Stigmatizzano il «linguaggio inquinato» e nel frattempo lo inquinano al massimo grado, confinando nella malvagità chiunque collabori col Cattivo in Capo, quel Donald Trump che non avrebbe mai dovuto essere presidente, se solo gli elettori americani non si fossero messi in mezzo, tra la pedagogia di Largo Fochetti e la realtà. Non è un prima pagina, è un monumento all’ipocrisia progressista, è un insuperato segno dei tempi, nonché sintomo di una malattia culturale, e merita di essere indagato anche nel suo svolgimento interno.

«La fedeltà e la vendetta. Così Trump sta formando il suo nuovo governo, ma estremismo e incompetenza rischiano di farlo fallire», è il sommario equilibrato che introduce le pagine 2-3, ricalcato su un’enorme foto del profilo del tycoon, tutta ombreggiata: non è un’analisi giornalistica, è la saga del Cavaliere Oscuro. E i membri del altrettante team -Trump paiono reincarnazioni del Joker. A partire dalla domanda sulla nomina più eccellente: «Quale Elon Musk si presenterà a Washington?

L’imprenditore geniale e creativo, oppure l’eccentrico personaggio accusato di instabilità e anche di usare droghe?». Sarebbe fin troppo facile obiettare che il genio contempla per definizione zone d’instabilità, non bisogna far l’errore di prenderli sul serio: non è un servizio, è una mostrificazione collettiva. E allora Tom Homan, lo «zar» anti-immigrazione, diventa «l’uomo dei bambini nelle gabbie», nonostante la pratica di separare i figli dai genitori nel caso di flussi clandestini sia stata inaugurata sotto l’amministrazione Obama.

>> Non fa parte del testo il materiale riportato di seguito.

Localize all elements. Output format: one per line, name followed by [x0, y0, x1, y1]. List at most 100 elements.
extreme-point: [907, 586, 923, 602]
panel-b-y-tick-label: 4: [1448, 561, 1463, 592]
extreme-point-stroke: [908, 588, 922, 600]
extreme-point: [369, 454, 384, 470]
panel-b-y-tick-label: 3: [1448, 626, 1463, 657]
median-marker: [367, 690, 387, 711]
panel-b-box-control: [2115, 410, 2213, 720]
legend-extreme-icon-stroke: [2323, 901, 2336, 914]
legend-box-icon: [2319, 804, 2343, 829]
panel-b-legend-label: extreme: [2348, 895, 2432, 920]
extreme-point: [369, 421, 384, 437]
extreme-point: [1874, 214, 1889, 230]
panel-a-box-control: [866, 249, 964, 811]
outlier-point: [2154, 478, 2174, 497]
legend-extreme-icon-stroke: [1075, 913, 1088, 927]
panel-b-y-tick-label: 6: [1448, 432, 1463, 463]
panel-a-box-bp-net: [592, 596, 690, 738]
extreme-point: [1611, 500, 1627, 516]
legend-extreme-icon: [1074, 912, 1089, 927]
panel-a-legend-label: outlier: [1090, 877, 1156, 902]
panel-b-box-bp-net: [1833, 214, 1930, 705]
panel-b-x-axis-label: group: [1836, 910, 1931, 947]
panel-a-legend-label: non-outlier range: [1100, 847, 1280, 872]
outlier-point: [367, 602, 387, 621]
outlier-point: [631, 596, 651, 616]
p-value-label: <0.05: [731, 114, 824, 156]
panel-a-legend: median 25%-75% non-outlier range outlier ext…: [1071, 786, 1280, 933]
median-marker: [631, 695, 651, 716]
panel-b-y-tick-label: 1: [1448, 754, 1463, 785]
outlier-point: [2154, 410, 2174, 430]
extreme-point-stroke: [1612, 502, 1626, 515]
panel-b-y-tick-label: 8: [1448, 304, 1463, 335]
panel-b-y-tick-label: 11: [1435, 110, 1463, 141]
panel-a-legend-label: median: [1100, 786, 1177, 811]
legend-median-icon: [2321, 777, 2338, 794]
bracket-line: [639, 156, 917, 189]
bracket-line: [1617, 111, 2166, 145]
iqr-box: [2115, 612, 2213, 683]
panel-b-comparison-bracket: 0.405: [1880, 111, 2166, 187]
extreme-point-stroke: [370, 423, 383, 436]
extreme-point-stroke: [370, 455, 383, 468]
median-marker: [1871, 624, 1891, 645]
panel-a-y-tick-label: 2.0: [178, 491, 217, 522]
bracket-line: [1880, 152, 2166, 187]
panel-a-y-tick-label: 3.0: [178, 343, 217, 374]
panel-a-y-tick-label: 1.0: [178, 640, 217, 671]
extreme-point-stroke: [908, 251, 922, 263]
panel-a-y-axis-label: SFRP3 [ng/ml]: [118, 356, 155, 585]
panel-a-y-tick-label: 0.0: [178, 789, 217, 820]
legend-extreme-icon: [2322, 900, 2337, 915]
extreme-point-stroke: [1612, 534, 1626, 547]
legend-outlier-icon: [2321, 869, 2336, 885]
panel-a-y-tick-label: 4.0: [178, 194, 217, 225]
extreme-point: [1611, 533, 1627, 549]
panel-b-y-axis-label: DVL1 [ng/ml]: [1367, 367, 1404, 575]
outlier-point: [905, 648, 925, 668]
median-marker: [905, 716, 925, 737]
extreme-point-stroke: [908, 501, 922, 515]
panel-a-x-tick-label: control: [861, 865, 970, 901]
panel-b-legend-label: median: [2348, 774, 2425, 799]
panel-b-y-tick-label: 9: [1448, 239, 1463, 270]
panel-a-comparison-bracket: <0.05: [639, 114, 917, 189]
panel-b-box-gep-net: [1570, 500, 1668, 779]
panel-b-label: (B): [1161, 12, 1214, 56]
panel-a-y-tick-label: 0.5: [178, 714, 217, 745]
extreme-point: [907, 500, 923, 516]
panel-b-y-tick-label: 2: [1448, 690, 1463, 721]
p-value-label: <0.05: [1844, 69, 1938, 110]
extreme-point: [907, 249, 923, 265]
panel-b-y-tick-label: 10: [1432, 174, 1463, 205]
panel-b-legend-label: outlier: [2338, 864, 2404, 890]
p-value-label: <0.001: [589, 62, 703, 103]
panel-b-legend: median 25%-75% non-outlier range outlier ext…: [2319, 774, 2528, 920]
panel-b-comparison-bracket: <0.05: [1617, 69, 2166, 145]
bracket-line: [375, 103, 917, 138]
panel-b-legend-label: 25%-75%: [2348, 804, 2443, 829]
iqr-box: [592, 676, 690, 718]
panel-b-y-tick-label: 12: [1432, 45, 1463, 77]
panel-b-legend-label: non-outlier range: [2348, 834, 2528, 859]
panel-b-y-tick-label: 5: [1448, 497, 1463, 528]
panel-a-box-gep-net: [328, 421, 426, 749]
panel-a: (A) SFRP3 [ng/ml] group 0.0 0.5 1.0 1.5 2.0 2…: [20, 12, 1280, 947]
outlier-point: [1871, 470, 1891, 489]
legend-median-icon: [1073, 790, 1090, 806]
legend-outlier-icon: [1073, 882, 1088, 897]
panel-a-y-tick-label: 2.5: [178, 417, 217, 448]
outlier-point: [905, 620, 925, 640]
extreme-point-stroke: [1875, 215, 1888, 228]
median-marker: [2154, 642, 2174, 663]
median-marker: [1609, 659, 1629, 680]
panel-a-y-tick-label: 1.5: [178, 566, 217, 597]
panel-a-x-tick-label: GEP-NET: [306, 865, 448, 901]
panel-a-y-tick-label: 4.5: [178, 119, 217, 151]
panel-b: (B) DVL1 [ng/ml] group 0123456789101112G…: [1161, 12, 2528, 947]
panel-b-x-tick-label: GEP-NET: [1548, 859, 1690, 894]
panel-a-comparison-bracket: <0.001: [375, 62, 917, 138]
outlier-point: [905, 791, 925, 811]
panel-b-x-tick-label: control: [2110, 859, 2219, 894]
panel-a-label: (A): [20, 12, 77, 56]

Con Pete Hegseth, invece, la «destra religiosa» sbarca al Pentagono, e per la tabella valoriale delle anime belle «destra» e «religione» sono due lemmi negativi di per sé, due parolacce in cui si possono riconoscere solo (appunto) i Cattivi. C’è poi il fin troppo prevedibile Kennedy «che ha tradito la famiglia» (la fedeltà ancestrale al clan è un bieco valore reazionario, a meno che la famiglia sia dem). E un climax demoniaco: il «killer» dell’ambiente Lee Zeldin (deputato e avvocato newyorkese colpevole di non condividere le paturnie gretine dell’amministrazione Biden), l’«amica di Putin e Assad» Tulsi Gabbard (ma solo perché Hitler è morto), la «governatrice che ha sparato al suo cane» (Kristi Noem, la cui traiettoria politica e personale da ottima governatrice del South Dakota viene compressa tutta in quell’atto).

Non è il prossimo governo degli Stati Uniti, è un’Armata delle Tenebre. Perché i Buoni(sti) ragionano proprio così, in termini di luce e buio. Nella metacampo illuminata, che è sempre invariabilmente la loro, risplendono la conoscenza infallibile, la morale corretta, la buona politica. Di là, dove si brancola nell’errore concettuale che diventa sempre invariabilmente anche orrore antropologico, ci sono, e non possono che esserci, soltanto umanoidi dannati, marchiati quasi teologicamente (di una «religione» mondana che si traduce nel luogocomunismo Ztl, altrimenti ripiombiamo nella parolaccia) dal Male. È una grottesca forma di kalokagathìa salottiera, autoproclamata in riunione di redazione dai «belli e buoni» che possono, anzi devono, additare in prima pagina i Cattivi. Un meccanismo che Salman Rushdie ha descritto così, anzitutto contro il proprio mondo liberal di provenienza: «Sento che il vecchio apparato della blasfemia, dell’Inquisizione, dell’anatema, tutto questo potrebbe essere sulla via del ritorno sotto forma laica». «Cattivi» è l’anatema finale dell’oscurantismo progressista, ma anche, e per fortuna, la dimostrazione che costoro non hanno più nulla da dire.